Testen allein ist keine Strategie
Und nun also die Teststrategie: Spahns Ministerium wehrt sich nach Kräften gegen den Eindruck, es stünden nicht genügend Schnelltests zur Verfügung und die neuartigen Selbsttests seien nicht ordentlich bestellt worden. Doch die Realität spricht eine eindeutige Sprache: Es gibt Anfang März keine Gratis-Schnelltests in dem Umfang, wie es Spahn noch vor kurzem verlautbart hat. Selbsttests werden vermutlich zur Verfügung stehen, aber was die Bevölkerung genau damit anfangen soll, ist nicht klar kommuniziert. Die Teststrategie ist keine.

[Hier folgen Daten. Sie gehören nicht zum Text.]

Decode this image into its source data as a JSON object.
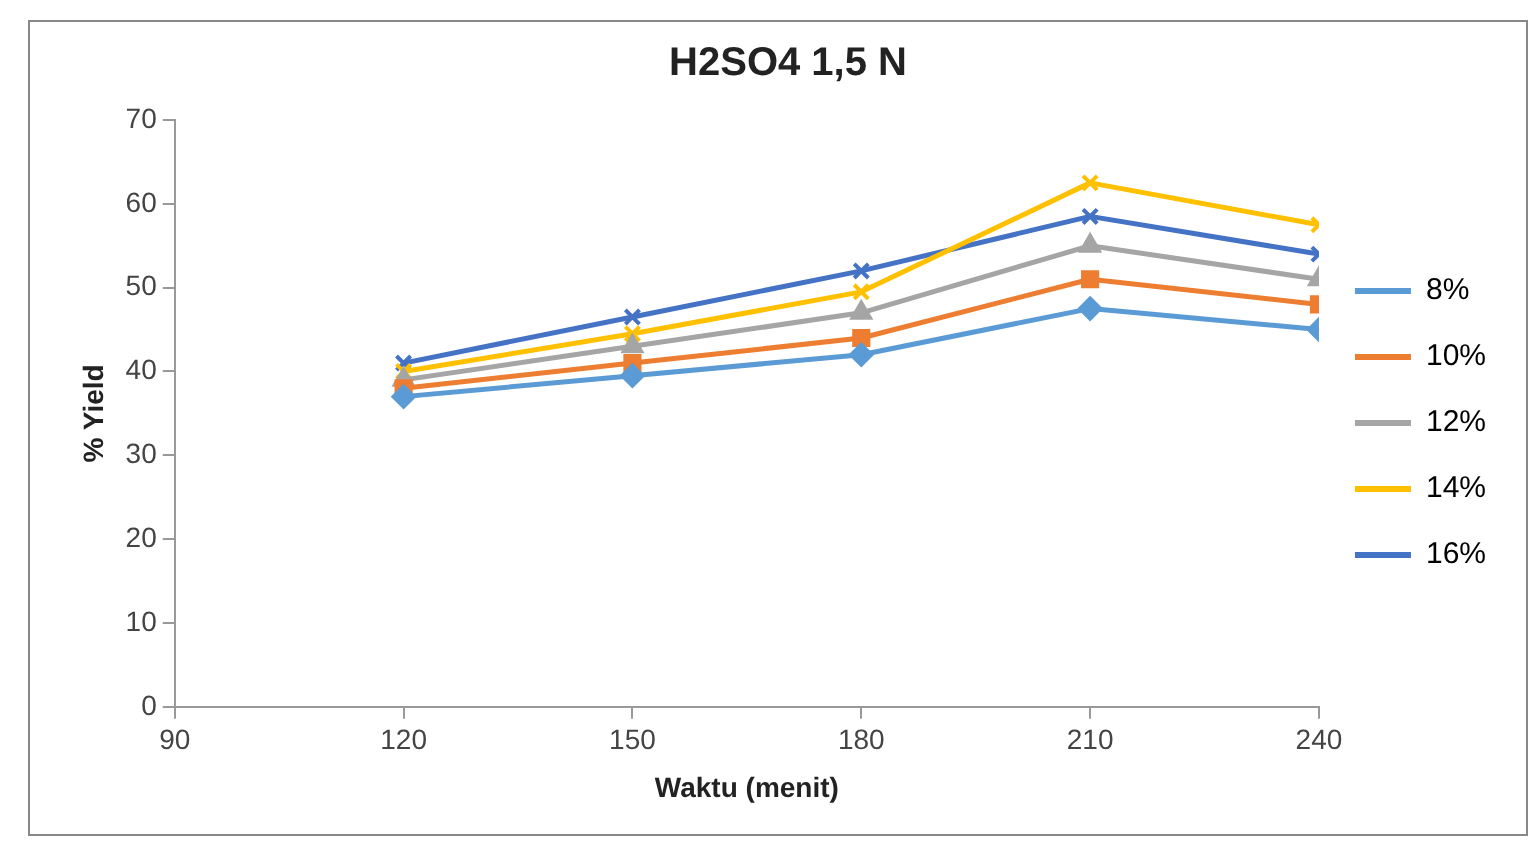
{
  "chart_data": {
    "type": "line",
    "title": "H2SO4 1,5 N",
    "xlabel": "Waktu (menit)",
    "ylabel": "% Yield",
    "x": [
      120,
      150,
      180,
      210,
      240
    ],
    "xlim": [
      90,
      240
    ],
    "xticks": [
      90,
      120,
      150,
      180,
      210,
      240
    ],
    "ylim": [
      0,
      70
    ],
    "yticks": [
      0,
      10,
      20,
      30,
      40,
      50,
      60,
      70
    ],
    "grid": false,
    "legend": "right",
    "series": [
      {
        "name": "8%",
        "color": "#5b9bd5",
        "marker": "diamond",
        "values": [
          37,
          39.5,
          42,
          47.5,
          45
        ]
      },
      {
        "name": "10%",
        "color": "#ed7d31",
        "marker": "square",
        "values": [
          38,
          41,
          44,
          51,
          48
        ]
      },
      {
        "name": "12%",
        "color": "#a5a5a5",
        "marker": "triangle",
        "values": [
          39,
          43,
          47,
          55,
          51
        ]
      },
      {
        "name": "14%",
        "color": "#ffc000",
        "marker": "cross",
        "values": [
          40,
          44.5,
          49.5,
          62.5,
          57.5
        ]
      },
      {
        "name": "16%",
        "color": "#4472c4",
        "marker": "cross",
        "values": [
          41,
          46.5,
          52,
          58.5,
          54
        ]
      }
    ]
  }
}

Spahn und sein Ministerium sind nach monatelangem Lockdown nicht vor der Lage, sondern wie so oft hinterher. Gelockert wird jetzt trotzdem, im Vertrauen darauf, dass ein kohärentes Testen und ein effizientes Massenimpfen noch im März irgendwie auf die Beine gestellt werden. Geht die Wette auf, kann für Deutschland und für Spahns politische Karriere schon im Mai wieder die Sonne scheinen. Wenn nicht, wird es düster, und zwar für alle Beteiligten.